Zig-Zag-And-Swirl?
April 9, 2011 9:52 PM   Subscribe

Who designed, built and flew the worlds first commercial passenger airplane?
posted by clavdivs to Travel & Transportation (8 answers total) 4 users marked this as a favorite
 
what exactly are you after? first scheduled service? first purpose-built commercial passenger airplane (as opposed to repurposed military aircraft)? specifically airplanes rather than zeppelins?
posted by russm at 10:00 PM on April 9, 2011




The first person to fly across the Atlantic as a passenger (if you don't count Lord Peter Wimsey) would be Charles Albert Levine in 1927.

Fun fact learned in the process of looking for that: In 1931, the airship Graf Zeppelin began offering regular scheduled passenger service between Germany and South America.
posted by you're a kitty! at 10:04 PM on April 9, 2011


for example, the Airco DH.4 was built as a 2-seat bomber, but was used for scheduled commercial flights after the end of WWI. as I understand it, the commercial aviation business was largely built on this sort of surplus aircraft until demand was high enough to justify building purpose-designed passenger carrying aircrsft.
posted by russm at 10:08 PM on April 9, 2011 [2 favorites]


I researched this for an aviation timeline I designed years ago in college. I don't remember the source but here's the relevant chunk of text from the timeline:

January 1st 1914. The world's first scheduled airplane passenger service operated by an airline company—The Airboat Line—began at 10:00 AM when Anthony Jannus flew his first passenger from St. Petersburg to Tampa, FL. The aircraft was a two-seat Benoist Type XIV flying boat of the Benoist Company. The fare for the 22-mile over-water flight was $5 with a surcharge if the passenger weighed more than 200 pounds.
posted by Jeff Howard at 11:11 PM on April 9, 2011


I think the asker wants to know who made the first aircraft designed specifically for carrying passengers. Wikipedia says it is this.
posted by gjc at 7:58 AM on April 10, 2011


De Havilland was my memory. It does look like Sikorsky technically beat them, though. This is one of those questions that hinges on specific definitions, e.g. of "commercial". I note that clavdivs did not say "scheduled".
posted by dhartung at 4:05 PM on April 10, 2011


"Zig-zag and Swirl" is the title of the chapter on Alfred William Lawson in Martin Gardner's In the Name of Science.

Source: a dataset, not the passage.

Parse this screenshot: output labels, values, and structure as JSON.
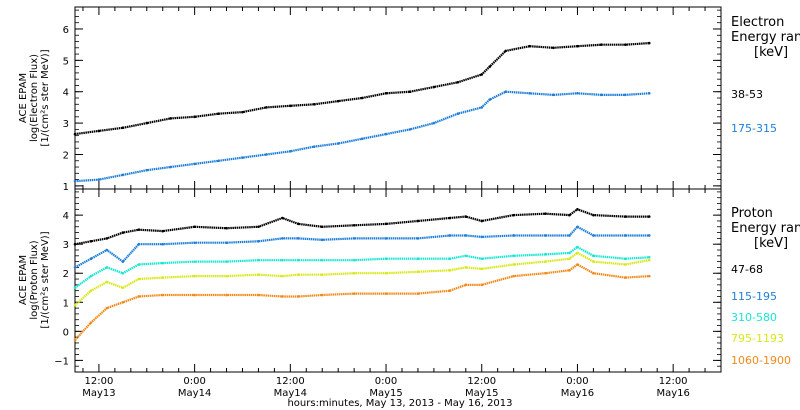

I read it in Junior High, and the Lawson essay made me laugh so hard my diaphragm was sore the next day. The Wikipedia article claims that the head of the Skeptics Society gives Gardner's book credit for kicking off the entire skeptic movement.

Lawson's Wikipedia article says "He is frequently cited as the inventor of the airliner...", but Lawson could have given lessons in self-promotion to Bucky Fuller, and I think any such citation should be accepted with the greatest caution, if at all, especially since Lawson's magazines were given to publishing panegyrics to him under names like "Cy Q. Faunce"-- which could be taken as evidence he had more of a sense of humor than we are normally willing to grant cranks, I suppose.